In my session at LSA19, I offered an overview of the functionality available in the Google My Business (GMB) API, and described some of the benefits we’ve seen at Brandify in using the API to serve multi-location brand clients.

The GMB API represents, in many ways, the culmination of a history that began in 2005 with the launch of Google Maps and the Local Business Center, Google’s first attempt to make free tools available to businesses to manage listing information. In the years since that initial launch, Google has iterated through several changes to its local offerings, sometimes introducing improvements, sometimes causing confusion among local businesses and those companies who tried to help them navigate Google’s requirements.

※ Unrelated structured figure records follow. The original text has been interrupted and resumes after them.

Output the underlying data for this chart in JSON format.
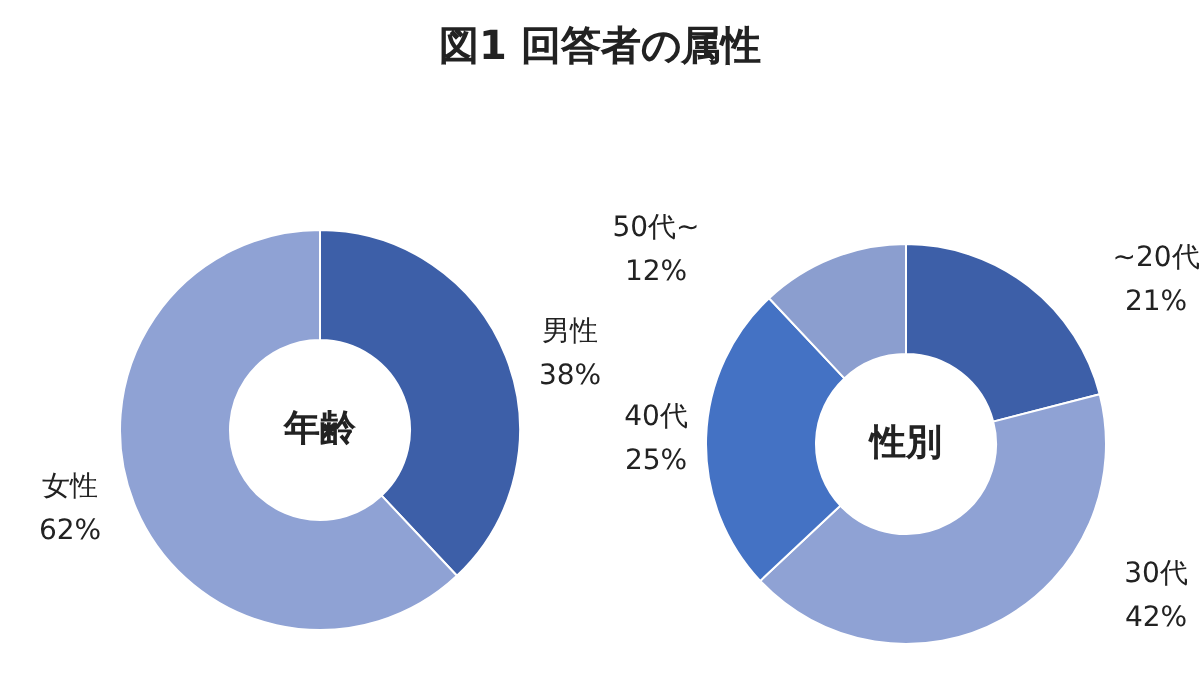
{
  "chart_data": [
    {
      "type": "donut",
      "title": "図1 回答者の属性",
      "annotations": [
        "年齢"
      ],
      "categories": [
        "男性",
        "女性"
      ],
      "values": [
        38,
        62
      ],
      "value_labels": [
        "38%",
        "62%"
      ],
      "colors": [
        "#3d5fa8",
        "#8fa2d4"
      ]
    },
    {
      "type": "donut",
      "annotations": [
        "性別"
      ],
      "categories": [
        "~20代",
        "30代",
        "40代",
        "50代~"
      ],
      "values": [
        21,
        42,
        25,
        12
      ],
      "value_labels": [
        "21%",
        "42%",
        "25%",
        "12%"
      ],
      "colors": [
        "#3d5fa8",
        "#8fa2d4",
        "#4472c4",
        "#8b9ecf"
      ]
    }
  ]
}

One consistent theme during the first ten years of this era was a reluctance on Google’s part to acknowledge the legitimacy of local search companies. Google’s view appeared to be that businesses should be able to use the company’s free tools to manage listings by themselves. But as Google began to realize the strategic advantage of taking full ownership over its local data, it increasingly saw local businesses and the companies who served them as allies.

Google’s launch of the GMB API in late 2015 represented a major acknowledgment of the important role local search companies had come to play in its data ecosystem. In the years since, Google has released multiple updates to the API, each one adding to the functionality available. As of today, businesses using the GMB API can recreate many of the features in the Google My Business dashboard, making it possible to offer SMBs and multi-location brands a much more seamless and scalable offering.

At Brandify, the primary benefit of the API has been an enormous gain in efficiency. We are now able to update listings transactionally, only changing what needs to be changed, and we can do so in real time as those changes come in from our brand clients.

In addition, many features such as review response and monitoring for Google user suggestions can be done at a much higher degree of responsiveness with the aid of automation. All of this ultimately benefits consumers, since the speed and efficiency of the API lets us act quickly to update data such as holiday hours in a timely fashion, and to respond quickly in urgent circumstances, such as when business closures are necessitated by a natural disaster.

To be sure, the API hasn’t quite reached full feature parity with the GMB dashboard and mobile app. For our brand clients, the biggest sticking point currently is that the API does not allow Posts to be created for accounts with 10 or more locations. This limitation was imposed, according to our Google contacts, in order to try to ensure that Post content would be unique to each business location. But we expect that in the near future the restriction will be lifted, at which point our ability to create Post content at scale will be greatly improved.

At the same time, the API offers some exclusive features that cannot be accessed through the dashboard or mobile app. For brand clients, we’re especially pleased to see that Google now allows us to associate specific locations with the chains to which they belong, and that the new Recommended Google Locations feature gives us the ability to detect any stray chain and franchise locations that should have been claimed but were not detected by standard processes.

Google gathers local data through its own activities, such as Street View, and actively solicits contributions from Local Guides and Android users. But Google relies on business owners as a critical source of information as well. Ideally, local businesses and the companies who serve them, as long as they don’t exploit the system, should be Google’s primary source for local business data. The API helps, perhaps more than any previous Google product, to make this possible.